「Before Mickey」  「Of Mice and Magic」

 
 どちらも、やや古くなったが、アメリカ・アニメーション史研究には欠くことができない基本文献。
 同時に、邦訳が最も待たれている文献とも言えよう。(もっとも、「待たれている」うちに、ずいぶん時間が経ってしまった。だいたい日本は、海外文献の邦訳が少なすぎる。そのわりに、「現代日本のアニメ」という謎本の邦訳が出たりする)
 
 
 ●「Before Mickey」
  著 者: Donald Crafton
  出版社: The University of Cicago Press
  刊行年: 1982年(1993年再刊)
 
 
 
 タイトルのとおり、アメリカでミッキーが登場するまでの、初期アニメーション史についての研究書。アニメーションの起源としての映像玩具にはじまり、ブラックトンの『幽霊ホテル』考察、そして、「最初のアニメーター」としてエミール・コールを挙げ、マッケイ、ブレイへと進んでいく。
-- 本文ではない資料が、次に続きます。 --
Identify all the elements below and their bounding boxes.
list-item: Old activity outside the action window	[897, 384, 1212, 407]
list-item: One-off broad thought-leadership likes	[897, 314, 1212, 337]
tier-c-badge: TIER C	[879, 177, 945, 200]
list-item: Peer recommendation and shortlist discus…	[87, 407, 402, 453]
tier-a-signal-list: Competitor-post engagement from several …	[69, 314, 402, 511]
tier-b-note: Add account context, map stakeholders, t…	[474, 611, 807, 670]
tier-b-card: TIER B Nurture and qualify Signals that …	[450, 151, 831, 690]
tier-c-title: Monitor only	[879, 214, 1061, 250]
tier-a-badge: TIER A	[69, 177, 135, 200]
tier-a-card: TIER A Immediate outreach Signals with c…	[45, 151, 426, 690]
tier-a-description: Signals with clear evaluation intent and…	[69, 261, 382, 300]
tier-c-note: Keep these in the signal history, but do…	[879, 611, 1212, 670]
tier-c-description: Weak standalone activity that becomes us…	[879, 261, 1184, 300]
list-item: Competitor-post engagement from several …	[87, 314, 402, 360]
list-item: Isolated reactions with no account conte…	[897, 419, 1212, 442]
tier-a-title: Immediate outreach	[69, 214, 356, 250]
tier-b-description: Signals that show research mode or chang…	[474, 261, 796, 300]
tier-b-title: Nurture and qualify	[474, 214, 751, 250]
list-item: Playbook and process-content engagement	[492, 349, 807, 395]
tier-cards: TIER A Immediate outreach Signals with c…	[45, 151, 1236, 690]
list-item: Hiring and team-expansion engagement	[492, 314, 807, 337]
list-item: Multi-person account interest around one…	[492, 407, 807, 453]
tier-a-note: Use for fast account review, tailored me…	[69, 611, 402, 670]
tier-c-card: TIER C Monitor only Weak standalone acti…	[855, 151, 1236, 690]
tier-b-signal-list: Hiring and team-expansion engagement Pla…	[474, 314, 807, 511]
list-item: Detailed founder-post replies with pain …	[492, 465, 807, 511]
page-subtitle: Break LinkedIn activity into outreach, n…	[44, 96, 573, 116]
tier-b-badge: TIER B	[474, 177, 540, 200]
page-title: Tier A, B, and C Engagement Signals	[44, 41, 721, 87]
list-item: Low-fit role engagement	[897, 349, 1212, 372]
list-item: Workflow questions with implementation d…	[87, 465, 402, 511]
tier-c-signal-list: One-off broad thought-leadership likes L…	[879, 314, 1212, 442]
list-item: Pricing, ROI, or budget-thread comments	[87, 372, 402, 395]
 ミッキー登場の瞬間というのは、映画とアニメーションが明確に区分された瞬間であり、「ミッキー以前」というのは、今でこそマッケイやブレイなどの「アニメーション作家」の歴史が語られているが、当時は明確に区分されていなかった。それほど、「映画スター」「アニメ・スター」としてのミッキーのインパクト・影響力は大きく、アニメーションが成すべき創作性が、はっきりと提示されたのだ。
 
 
 ●「Of Mice and Magic」
  著 者: Leonard Maltin
  出版社: Plume
  刊行年: 1980年(1987年再刊)
 
 
 
 アメリカ・アニメーション全史。もちろんディズニー以外の各スタジオやクリエイターの仕事にも詳しく、サイレント時代から、フライシャー、ヴァン・ビューレン、UPAなど、国内文献ではいまだに情報が少ない事項についてもページが割かれている。また、巻末の作品リストも充実しており、利用しやすい。
 ちなみに、著者のMaltinは、先ごろ発売されたディズニー「トレジャー缶」DVDシリーズの監修を務めたことでも知られる。
 
 
 どちらの文献も、アマゾン等で購入可能。